Puasa merupakan salah satu pengejawantahan diri menuju pemberdayaan hidup manusia beriman. Selain itu, Syaikh Ali Ahmad Al Jurjawi dalam Hikmat Tasyri’ Wa Falsafatuhu menjelaskan mengenai hikmah puasa. Bahwa kebesaran dan keutamaan puasa sama dengan hikmah disyariatkannya rukun Islam yang lain. Hikmah tersebut bisa menjadi kebaikan untuk dunia maupun akhirat. Pun kebaikan masyarakat dan negara sebagai bekal pahala di akhirat.
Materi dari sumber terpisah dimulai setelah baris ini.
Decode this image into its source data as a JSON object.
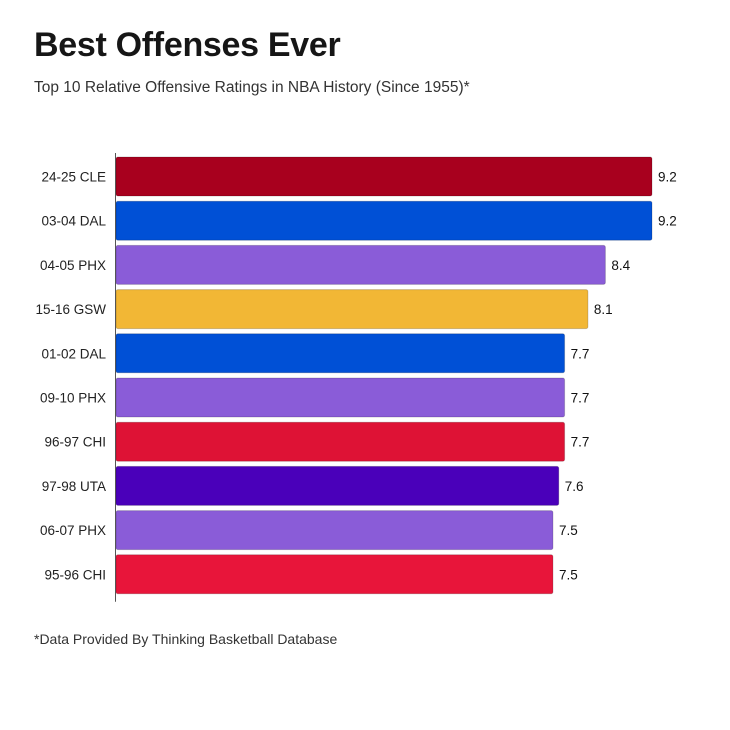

Karenanya, pada dirinya, pola berpuasa telah menyimpan banyak kekayaan dalam aspek kehidupan. Terutama bagi mukminin yang mengidolakan hablumminannas dan habluminallah. Seperti aspek spiritual (Q.S. Al Ibrahim;14:34). aspek sosiologis dengan respon terhadap kehidupan sosial orang lain. Semisal bagi-bagi takjil, sahur, buka bersama yatim piatu dan fakir miskin, dan lain sebagainya. Lalu aspek kesehatan (Q.S. Al A’raf:7;31) dan aspek psikologis (Q.S. Al Alaq:96:6-7).
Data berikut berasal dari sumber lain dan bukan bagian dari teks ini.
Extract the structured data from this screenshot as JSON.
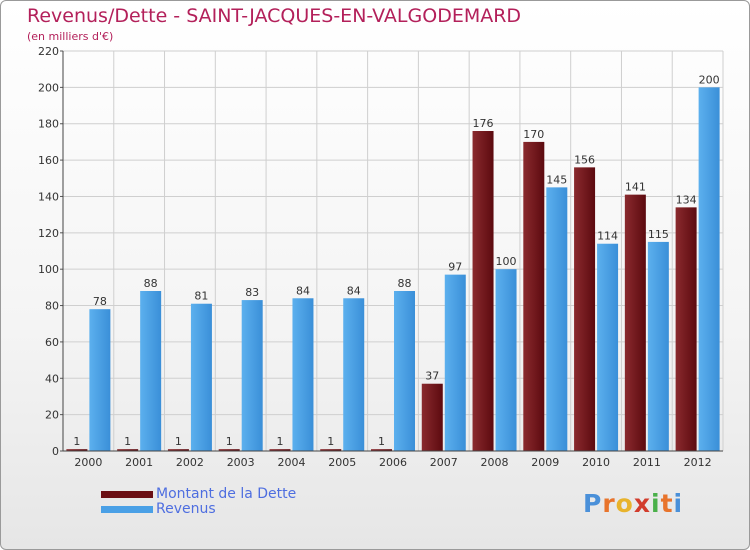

Disini, akan relevan jika kita utarakan hikmah di balik diwajibkan puasa Ramadhan. Agar kita memahami sepenuhnya terhadap puasa yang kita jalani. Dengan harapan pemahaman ini akan menjadi landasan bagi kita dalam menjalani ibadah puasa ini. Bisa kita awali dengan pertanyaan mengapa kita tidak diperbolehkan untuk makan dan minum dari mulai terbit fajar sampai terbenam matahari selama satu bulan ini. Sebelum menjawab pertanyaan di atas penting kita pahami bahwa makan minum merupakan bahan-bahan pokok di dalam tubuh untuk menunjang keberlangsungan hidup manusia dan merupakan sarana pemenuhan energi manusia untuk melakukan aktivitas fisik dan nonfisik.
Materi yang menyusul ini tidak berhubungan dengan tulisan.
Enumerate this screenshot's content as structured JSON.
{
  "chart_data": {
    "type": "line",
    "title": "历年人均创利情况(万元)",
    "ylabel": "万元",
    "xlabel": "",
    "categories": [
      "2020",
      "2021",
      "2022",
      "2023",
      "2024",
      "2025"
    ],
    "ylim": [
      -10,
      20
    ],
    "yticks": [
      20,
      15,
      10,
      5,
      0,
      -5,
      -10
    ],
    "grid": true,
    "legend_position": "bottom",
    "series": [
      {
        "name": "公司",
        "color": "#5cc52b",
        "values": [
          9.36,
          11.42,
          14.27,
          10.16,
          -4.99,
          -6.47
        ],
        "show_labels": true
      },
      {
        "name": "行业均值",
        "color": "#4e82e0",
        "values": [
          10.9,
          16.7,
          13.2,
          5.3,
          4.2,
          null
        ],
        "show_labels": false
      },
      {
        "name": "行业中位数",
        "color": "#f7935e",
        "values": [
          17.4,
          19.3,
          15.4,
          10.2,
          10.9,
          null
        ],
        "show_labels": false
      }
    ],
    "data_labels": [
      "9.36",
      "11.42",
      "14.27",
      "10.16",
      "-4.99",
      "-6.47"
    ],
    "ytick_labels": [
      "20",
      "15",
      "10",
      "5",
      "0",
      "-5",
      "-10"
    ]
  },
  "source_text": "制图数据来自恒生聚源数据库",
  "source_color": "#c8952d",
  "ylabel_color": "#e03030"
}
Jika aktivitas fisik dan nonfisik hanya bisa dilakukan ketika manusia memiliki energi yang dibutuhkan untuk itu, maka berarti hal ini mencangkup terhadap segala bentuk dan sifat aktivitas. Apapun itu termasuk aktivitas yang buruk. Jadi pekerjaan seperti mencuri, menggunjing, dan semacamnya juga memerlukan energi yang tercukupi.
Kesimpulannya, jika kita mampu untuk tidak makan dan minum selama sebulan penuh, berarti kita mampu mengatasi sumber-sumber energi yang dibutuhkan untuk mengobarkan nafsu kita. Apabila faktanya kita mampu untuk mengekang sumber energi yang dibutuhkan untuk mengobarkan nafsu, itu artinya pada dasarnya kita juga telah mampu untuk mengatasi nafsu itu sendiri karena kita telah bisa melawan sumber energinya. Waallahu’alam.